Sunday, October 5, 2014

Namaste 
There is something about it. A calmness. I can’t quite put my finger on it, and I wouldn’t be able to do it by myself. Namaste.
            Growing up dancing, I never set foot into a gymnasium for sports, weight training, or really anything. I found peace in having another place, another family. I loved growing up in my dance studio. It felt like home. When spending 10-15 hours there a week since the age of 12, it had to.
            When I came to college, I didn’t quite know what I was going to do. Freshman year, I found a love for running (I definitely had to dig deep for it, but I eventually found it). Having never been allowed to run as a dancer, it was freeing. It was an inner challenge and a goal-oriented exercise that I quickly got addicted to. Unfortunately, over the summer my running habits fell a bit as I got back into ballet. While I had enjoyed running, I realized that nothing could really compare with the complexity of ballet- the desire for unattainable perfection. It is a full mind-body intricacy, but again I struggled as I ventured back to school. What can I try this year?

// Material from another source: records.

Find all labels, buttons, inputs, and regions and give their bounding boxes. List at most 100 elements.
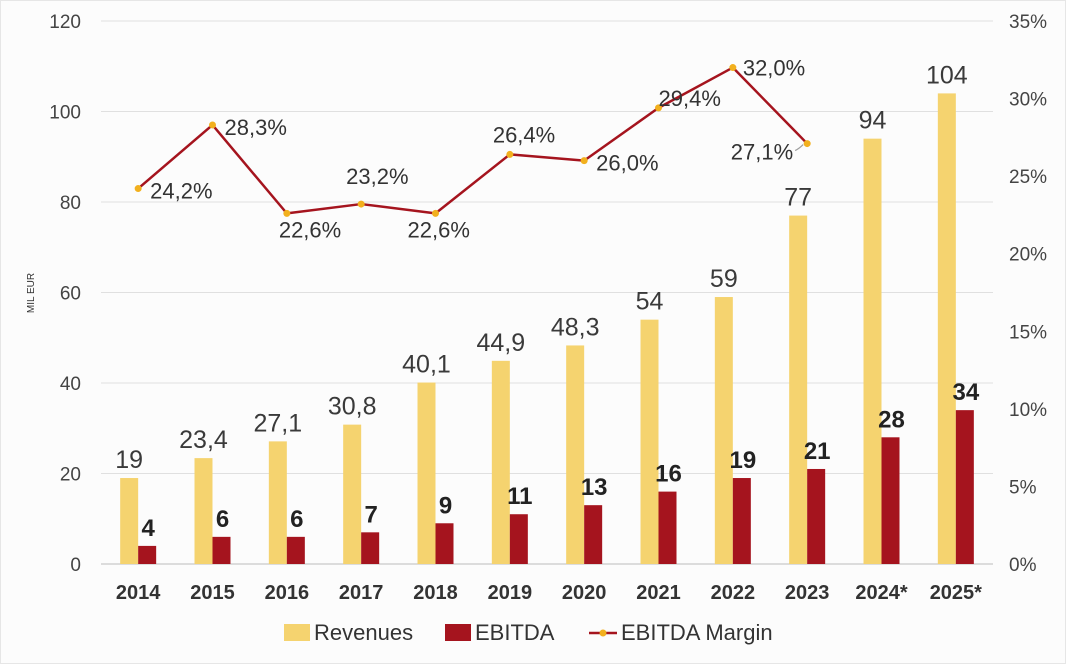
ebitda-bar [732,478,751,564]
y2-tick-label: 10% [1009,400,1047,421]
revenue-bar [863,138,882,564]
ebitda-bar [361,532,380,564]
ebitda-value-label: 28 [878,406,905,433]
ebitda-value-label: 16 [655,461,682,488]
legend-margin-marker [599,629,607,637]
x-tick-label: 2019 [488,582,533,604]
x-tick-label: 2021 [636,582,681,604]
ebitda-bar [881,437,900,564]
ebitda-value-label: 6 [216,506,229,533]
ebitda-margin-point [134,185,142,193]
ebitda-value-label: 7 [364,501,377,528]
ebitda-margin-line [137,66,809,215]
revenue-value-label: 77 [784,184,812,212]
x-tick-label: 2018 [413,582,458,604]
x-tick-label: 2022 [711,582,756,604]
revenue-value-label: 40,1 [402,351,451,379]
x-tick-label: 2025* [930,582,982,604]
ebitda-margin-label: 29,4% [659,86,721,111]
ebitda-margin-label: 24,2% [150,179,212,204]
revenue-value-label: 59 [710,265,738,293]
revenue-bar [491,360,510,564]
revenue-value-label: 94 [859,107,887,135]
revenue-bar [640,319,659,564]
ebitda-margin-point [803,140,811,148]
ebitda-margin-point [283,209,291,217]
ebitda-margin-label: 26,4% [493,122,555,147]
revenue-bar [343,424,362,564]
ebitda-margin-label: 32,0% [743,56,805,81]
ebitda-margin-point [432,209,439,217]
ebitda-margin-label: 27,1% [731,140,793,165]
ebitda-value-label: 11 [507,483,532,510]
x-tick-label: 2016 [265,582,310,604]
ebitda-margin-label: 23,2% [346,164,408,189]
y2-tick-label: 0% [1009,555,1037,576]
revenue-bar [714,297,733,564]
x-tick-label: 2020 [562,582,607,604]
ebitda-margin-label: 26,0% [596,151,658,176]
ebitda-value-label: 6 [290,506,303,533]
y2-tick-label: 15% [1009,322,1047,343]
y-tick-label: 120 [49,12,81,33]
y2-tick-label: 25% [1009,167,1047,188]
ebitda-value-label: 4 [141,515,155,542]
legend-revenues-label: Revenues [314,620,413,645]
ebitda-margin-label: 28,3% [225,115,287,140]
ebitda-margin-label: 22,6% [279,217,341,242]
ebitda-margin-point [209,121,216,129]
ebitda-bar [584,505,603,564]
ebitda-value-label: 19 [729,447,756,474]
ebitda-margin-point [357,200,365,208]
ebitda-bar [658,491,677,564]
ebitda-bar [286,536,305,564]
revenue-value-label: 48,3 [551,313,600,341]
y2-tick-label: 35% [1009,12,1047,33]
y-tick-label: 60 [60,284,81,305]
revenue-value-label: 30,8 [328,393,377,421]
legend-ebitda-swatch [445,624,471,641]
ebitda-value-label: 21 [804,438,831,465]
legend-margin-label: EBITDA Margin [621,620,773,645]
revenue-value-label: 54 [636,288,664,316]
y-tick-label: 0 [70,555,81,576]
ebitda-margin-point [506,150,514,158]
revenue-value-label: 44,9 [476,329,525,357]
x-tick-label: 2017 [339,582,384,604]
revenue-value-label: 27,1 [253,409,302,437]
revenue-bar [194,458,213,564]
y2-tick-label: 5% [1009,477,1037,498]
y-tick-label: 20 [60,465,81,486]
y-tick-label: 100 [49,103,81,124]
y2-tick-label: 30% [1009,90,1047,111]
ebitda-margin-point [729,64,737,72]
ebitda-bar [212,536,231,564]
y-axis-title: MIL EUR [26,273,37,313]
ebitda-margin-point [580,157,588,165]
revenue-bar [268,441,287,564]
ebitda-value-label: 9 [439,492,452,519]
ebitda-bar [509,514,528,564]
y-tick-label: 40 [60,374,81,395]
ebitda-margin-label: 22,6% [408,217,470,242]
legend-revenues-swatch [284,624,310,641]
ebitda-bar [435,523,454,564]
revenue-value-label: 23,4 [179,426,228,454]
x-tick-label: 2023 [785,582,830,604]
revenue-bar [937,93,956,565]
ebitda-margin-point [655,104,662,112]
ebitda-bar [807,468,826,564]
ebitda-value-label: 34 [952,379,979,406]
revenue-value-label: 19 [115,446,143,474]
ebitda-bar [138,545,157,564]
x-tick-label: 2015 [190,582,235,604]
ebitda-bar [955,410,974,564]
revenue-bar [789,215,808,564]
y2-tick-label: 20% [1009,245,1047,266]
x-tick-label: 2014 [116,582,161,604]
y-tick-label: 80 [60,193,81,214]
revenue-bar [566,345,585,564]
legend-ebitda-label: EBITDA [475,620,555,645]
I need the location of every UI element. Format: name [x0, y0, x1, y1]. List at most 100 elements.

            A few weeks into school, I decided to do my first proper yoga class. I hated it. It was hard and I was frustrated that I wasn’t strong enough to hold myself, but the week following that class, I was calmer, happier, and more energized. All of my aches and pains vanished, so I figured suck it up and try it again.

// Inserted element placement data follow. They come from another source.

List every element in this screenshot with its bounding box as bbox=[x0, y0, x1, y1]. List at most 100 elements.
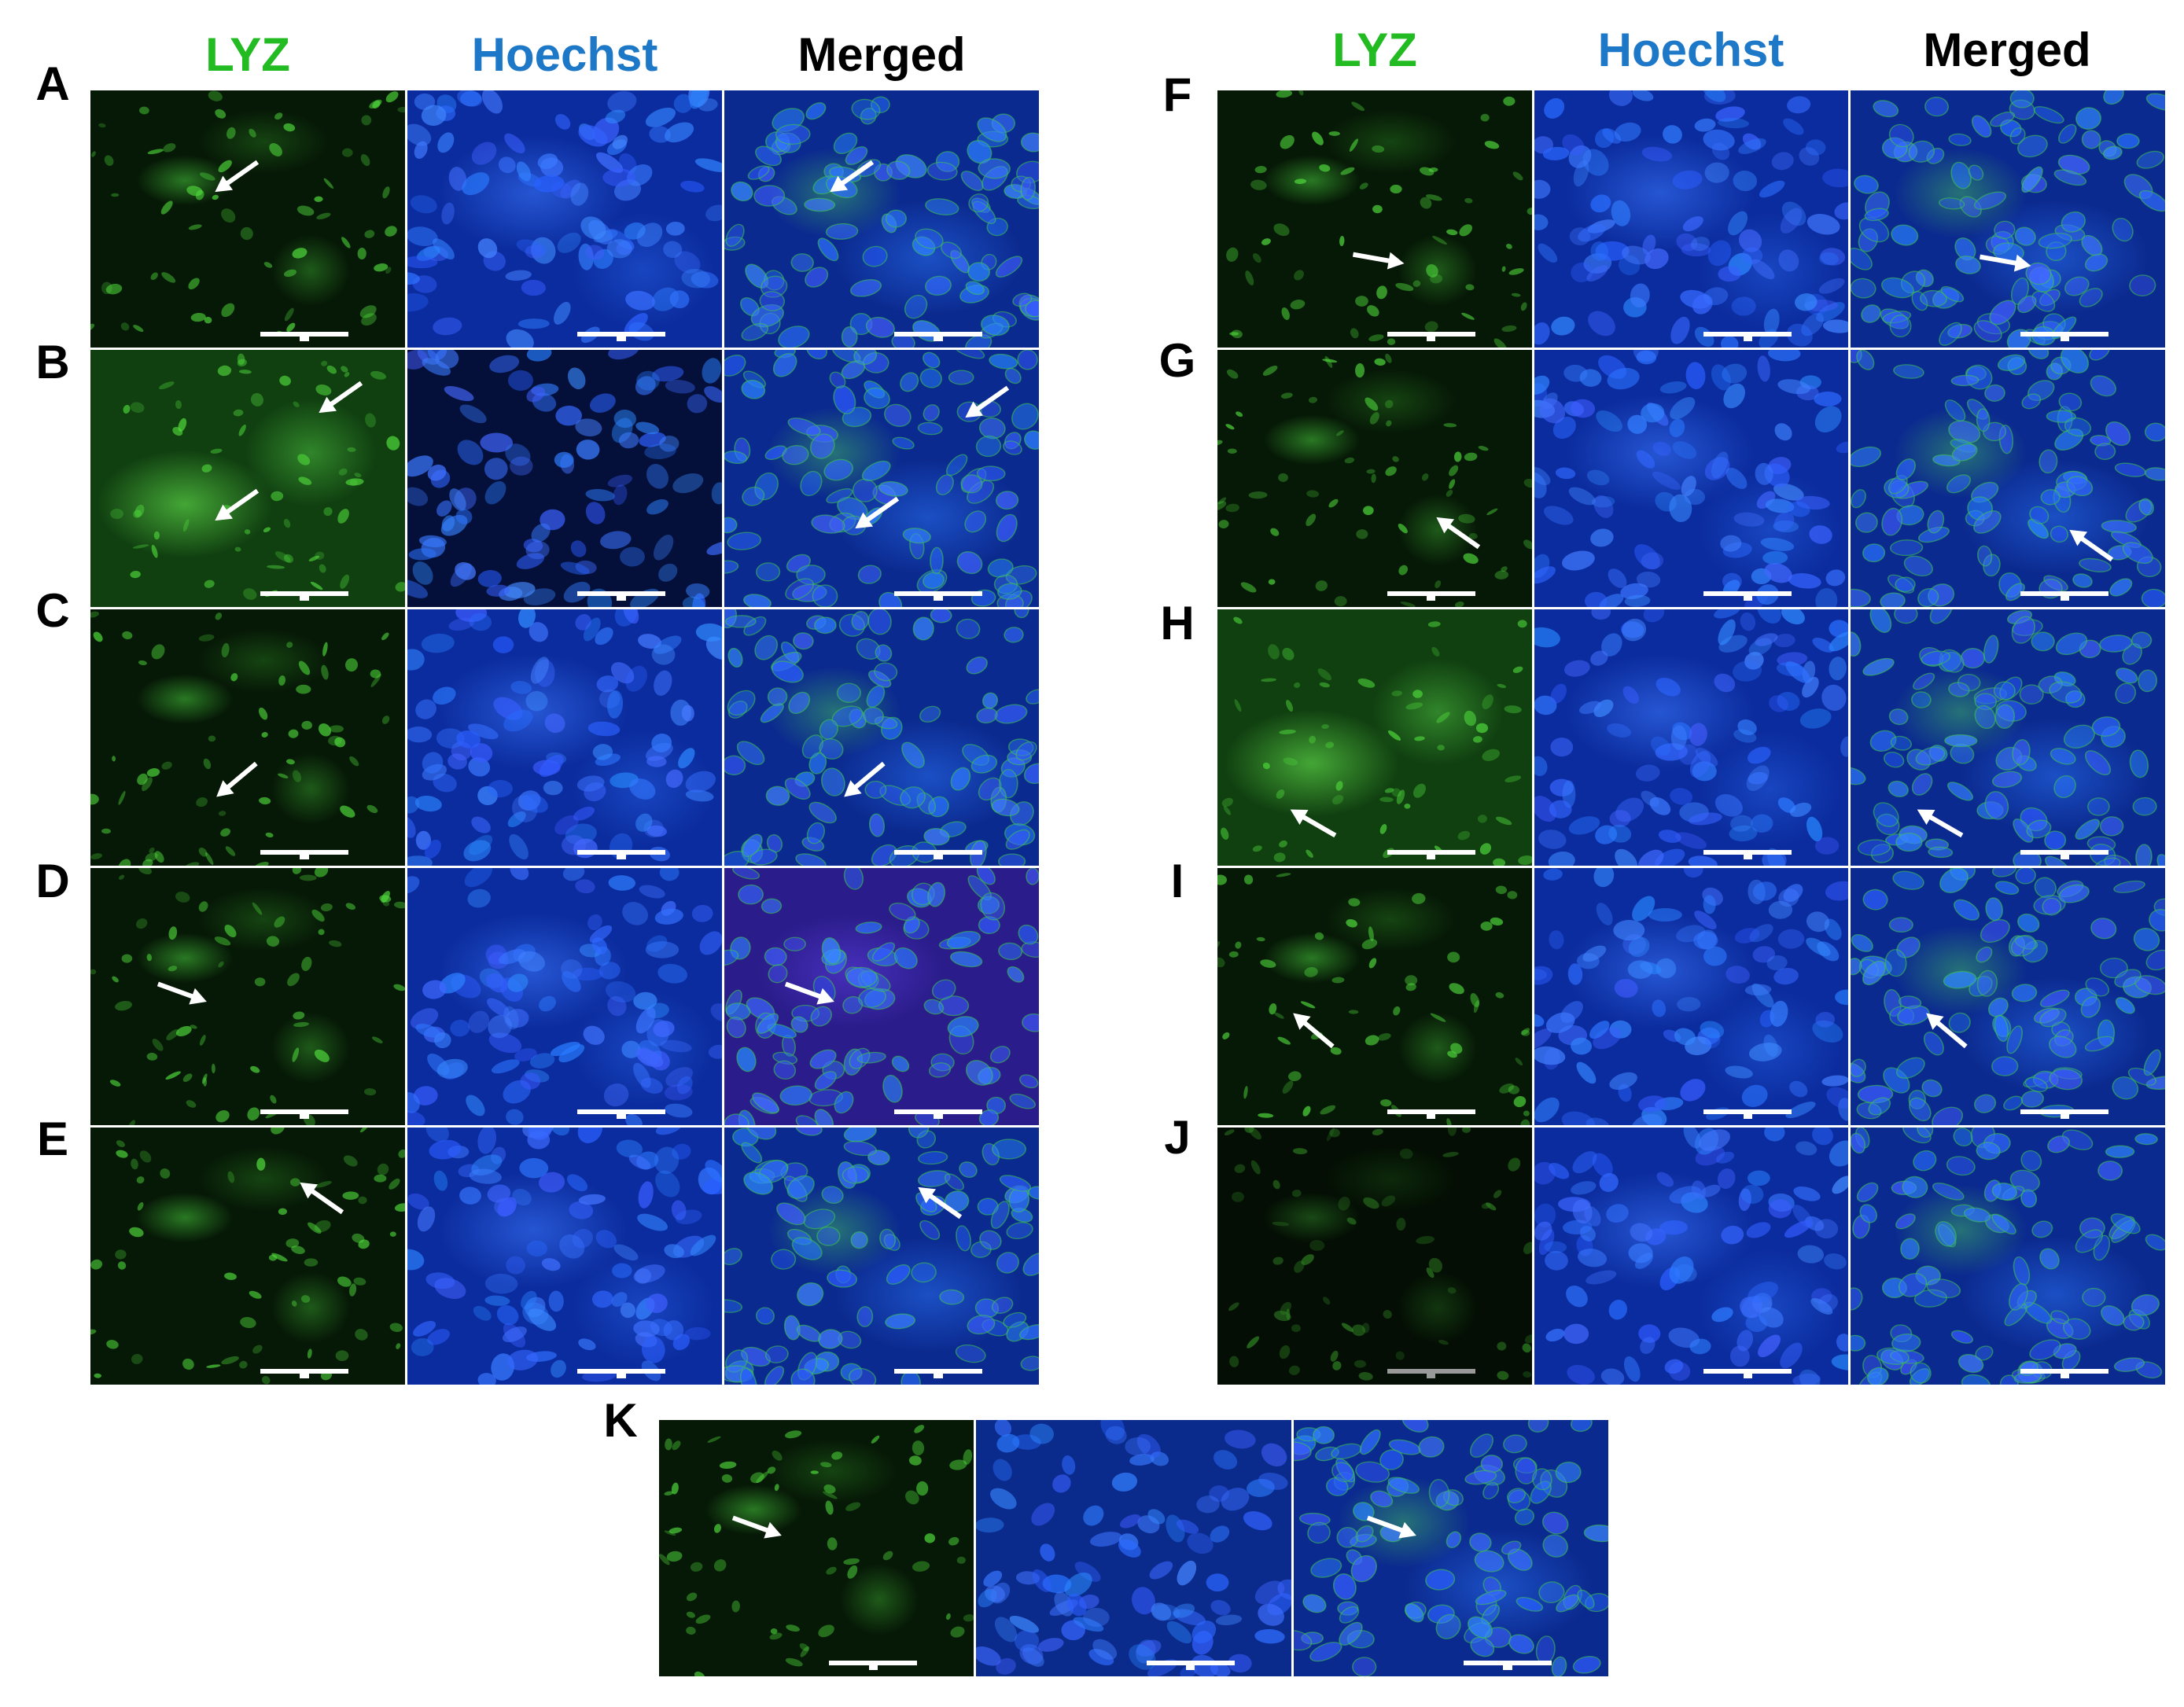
arrow-indicator bbox=[1286, 802, 1342, 844]
cell-texture bbox=[659, 1425, 974, 1676]
cell-texture bbox=[724, 609, 1039, 866]
scale-bar bbox=[577, 1368, 665, 1378]
scale-bar bbox=[1703, 1368, 1792, 1378]
cell-texture bbox=[724, 349, 1039, 607]
image-b-lyz bbox=[90, 349, 405, 607]
scale-bar bbox=[1387, 1109, 1475, 1120]
image-j-merged bbox=[1851, 1128, 2165, 1385]
image-e-lyz bbox=[90, 1128, 405, 1385]
cell-texture bbox=[90, 868, 405, 1126]
scale-bar bbox=[894, 331, 982, 341]
scale-bar bbox=[577, 1109, 665, 1120]
image-b-merged bbox=[724, 349, 1039, 607]
scale-bar bbox=[1387, 590, 1475, 601]
scale-bar bbox=[1146, 1661, 1235, 1670]
cell-texture bbox=[1224, 1128, 1532, 1381]
arrow-indicator bbox=[727, 1509, 784, 1544]
arrow-indicator bbox=[152, 975, 209, 1010]
cell-texture bbox=[1534, 1128, 1849, 1385]
label-d: D bbox=[35, 855, 70, 907]
arrow-indicator bbox=[314, 374, 369, 420]
scale-bar bbox=[577, 331, 665, 341]
arrow-indicator bbox=[2064, 523, 2120, 568]
header-merged-right: Merged bbox=[1923, 24, 2091, 76]
image-g-merged bbox=[1851, 349, 2165, 607]
scale-bar bbox=[894, 850, 982, 860]
scale-bar bbox=[260, 1368, 348, 1378]
image-e-hoechst bbox=[407, 1128, 722, 1385]
cell-texture bbox=[90, 611, 390, 866]
scale-bar bbox=[1463, 1661, 1552, 1670]
label-a: A bbox=[35, 57, 70, 110]
scale-bar bbox=[1387, 1368, 1475, 1378]
label-b: B bbox=[35, 336, 70, 388]
cell-texture bbox=[407, 1128, 722, 1385]
arrow-indicator bbox=[1431, 510, 1486, 556]
arrow-indicator bbox=[1921, 1007, 1974, 1056]
image-f-hoechst bbox=[1534, 90, 1849, 348]
scale-bar bbox=[2020, 331, 2109, 341]
image-h-lyz bbox=[1217, 609, 1532, 866]
header-lyz-right: LYZ bbox=[1332, 24, 1417, 76]
cell-texture bbox=[1534, 609, 1849, 866]
image-i-lyz bbox=[1217, 868, 1532, 1126]
scale-bar bbox=[1703, 850, 1792, 860]
scale-bar bbox=[260, 331, 348, 341]
scale-bar bbox=[829, 1661, 918, 1670]
scale-bar bbox=[894, 590, 982, 601]
cell-texture bbox=[110, 353, 405, 600]
header-hoechst-left: Hoechst bbox=[471, 28, 658, 81]
arrow-indicator bbox=[838, 756, 892, 804]
image-d-lyz bbox=[90, 868, 405, 1126]
scale-bar bbox=[260, 590, 348, 601]
scale-bar bbox=[1703, 331, 1792, 341]
scale-bar bbox=[260, 1109, 348, 1120]
cell-texture bbox=[724, 1128, 1039, 1385]
scale-bar bbox=[1387, 331, 1475, 341]
cell-texture bbox=[976, 1420, 1291, 1676]
scale-bar bbox=[1387, 850, 1475, 860]
arrow-indicator bbox=[850, 490, 905, 535]
image-i-hoechst bbox=[1534, 868, 1849, 1126]
cell-texture bbox=[1851, 349, 2165, 607]
cell-texture bbox=[1293, 1420, 1608, 1676]
image-a-hoechst bbox=[407, 90, 722, 348]
image-g-lyz bbox=[1217, 349, 1532, 607]
cell-texture bbox=[1534, 349, 1849, 607]
image-g-hoechst bbox=[1534, 349, 1849, 607]
scale-bar bbox=[1703, 590, 1792, 601]
scale-bar bbox=[894, 1109, 982, 1120]
cell-texture bbox=[1221, 616, 1532, 866]
image-c-hoechst bbox=[407, 609, 722, 866]
cell-texture bbox=[1226, 90, 1532, 348]
image-a-lyz bbox=[90, 90, 405, 348]
header-hoechst-right: Hoechst bbox=[1597, 24, 1784, 76]
arrow-indicator bbox=[779, 975, 837, 1010]
scale-bar bbox=[894, 1368, 982, 1378]
cell-texture bbox=[1851, 1128, 2165, 1385]
cell-texture bbox=[1851, 90, 2165, 348]
arrow-indicator bbox=[1361, 1509, 1419, 1544]
cell-texture bbox=[1534, 868, 1849, 1126]
image-b-hoechst bbox=[407, 349, 722, 607]
image-k-hoechst bbox=[976, 1420, 1291, 1676]
scale-bar bbox=[260, 850, 348, 860]
scale-bar bbox=[577, 850, 665, 860]
cell-texture bbox=[1534, 90, 1849, 348]
scale-bar bbox=[2020, 1368, 2109, 1378]
label-k: K bbox=[603, 1394, 638, 1447]
arrow-indicator bbox=[210, 482, 265, 528]
label-j: J bbox=[1164, 1111, 1191, 1164]
image-k-merged bbox=[1293, 1420, 1608, 1676]
arrow-indicator bbox=[1287, 1007, 1341, 1056]
label-e: E bbox=[36, 1113, 69, 1165]
scale-bar bbox=[2020, 850, 2109, 860]
image-d-merged bbox=[724, 868, 1039, 1126]
label-g: G bbox=[1158, 334, 1196, 387]
label-c: C bbox=[35, 584, 70, 637]
cell-texture bbox=[1217, 353, 1532, 607]
scale-bar bbox=[2020, 590, 2109, 601]
arrow-indicator bbox=[211, 756, 264, 804]
image-c-merged bbox=[724, 609, 1039, 866]
cell-texture bbox=[407, 868, 722, 1126]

            I got a group of people together and we walked to a yoga class about a mile and a half from campus. We rolled out our mats and let our bare toes form crevasses in the foam. A soothing music filled the negative space in the room and our instructor began with breathing. I learned new things about this activity that I have been participating in every minute of every day for my entire life. I had no idea the power of breath. This first class I began getting frustrated but the instructor saw the tension that I was holding and announced to the class, “Let your body do what it does naturally. Don’t try to make it pretty. Do what feels rights.” With this, the stubborn part of me diminished and my muscles unclenched. Not caring what I looked like, a sense of fluidity came across my movements. Before I knew it, the class was over. “Namaste,” the instructor said as she bowed. I closed my eyes and pushed the palms of my hands together and bowed back. “Namaste.”  

            I don’t know if it is the “yoga breathing,” the stretching and strengthening, or the soothing music and gracefulness of the Sanskrit language but since I have started this weekly yoga regime, I have seemed to find a new home, a new exercise, and a new home.